It's a little hard to tell what's going on at first, but it looks like you're basically using one loop to do two jobs. You're looping on i to step through the original array, but also using j to scan through the new array for each new element. Effectively, you've got nested loops that both potentially have the same size, so you've got O(n2) complexity.

I'd suggest rewriting your code so that the two loops are explicit. You're not saving any time by making one loop do double duty, and if you come back to this code a month from now you're going to waste a bunch of time trying to remember how it works. Make your code obvious — it's as much about communicating with your future self or your coworkers as with the compiler.
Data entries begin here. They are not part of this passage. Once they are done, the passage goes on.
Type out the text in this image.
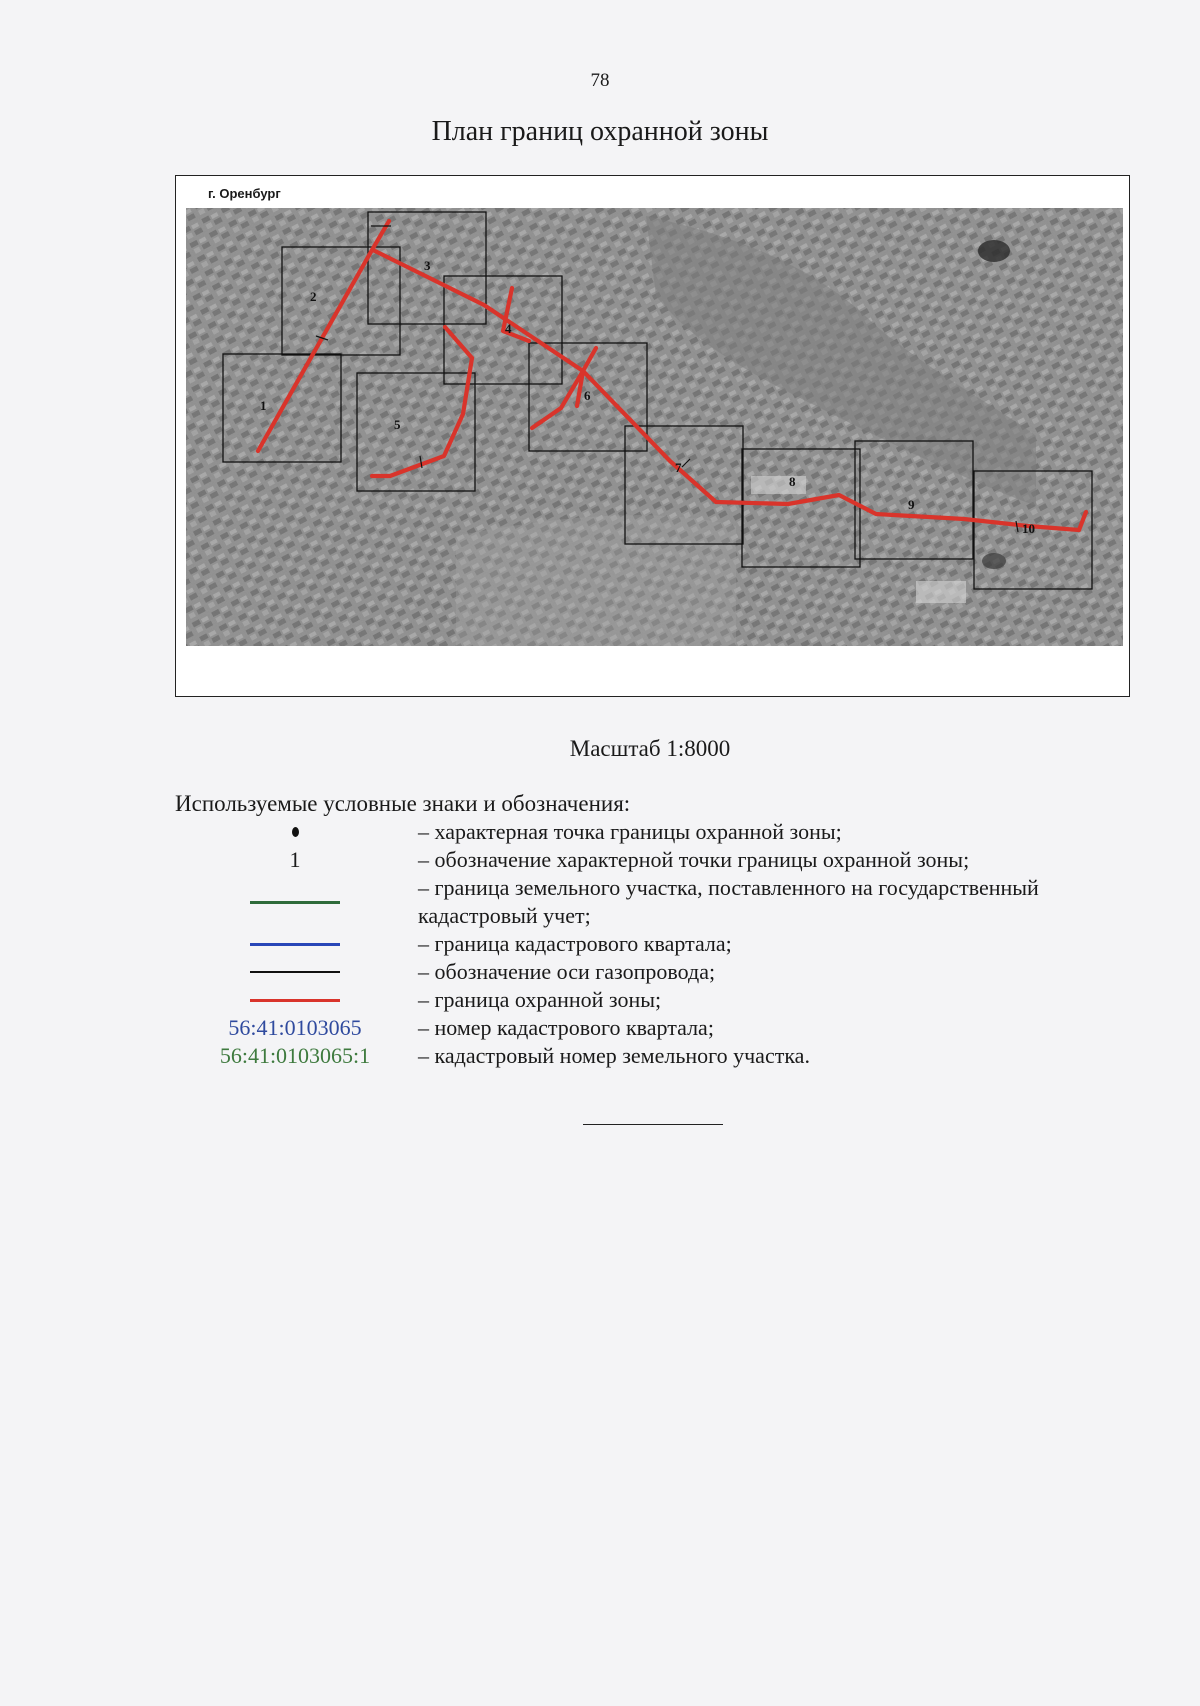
78
План границ охранной зоны
1
2
3
4
5
6
7
8
9
10
г. Оренбург
Масштаб 1:8000
Используемые условные знаки и обозначения:
– характерная точка границы охранной зоны;
1	– обозначение характерной точки границы охранной зоны;
– граница земельного участка, поставленного на государственный кадастровый учет;
– граница кадастрового квартала;
– обозначение оси газопровода;
– граница охранной зоны;
56:41:0103065	– номер кадастрового квартала;
56:41:0103065:1 – кадастровый номер земельного участка.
Can you improve on that O(n2) complexity? Yes, definitely. One way is to sort the array, so that duplicate values end up being adjacent to each other in the array. It's then easy to just not copy any values that are the same as the preceding value. I know you can't modify the original array, but you can copy the whole thing, sort it, and then copy that array while removing dupes. That'd give you O(n log n) complexity (if you choose an efficient sorting algorithm). In fact, you could speed that up a bit by combining the sorting and copying -- but you'd still end up with O(n log n) complexity. Another way is to use a hash table: check to see whether the value exists in the table, tossing it if it does, or adding it to the table and copying to the new array if it doesn't. That'd be close to O(n).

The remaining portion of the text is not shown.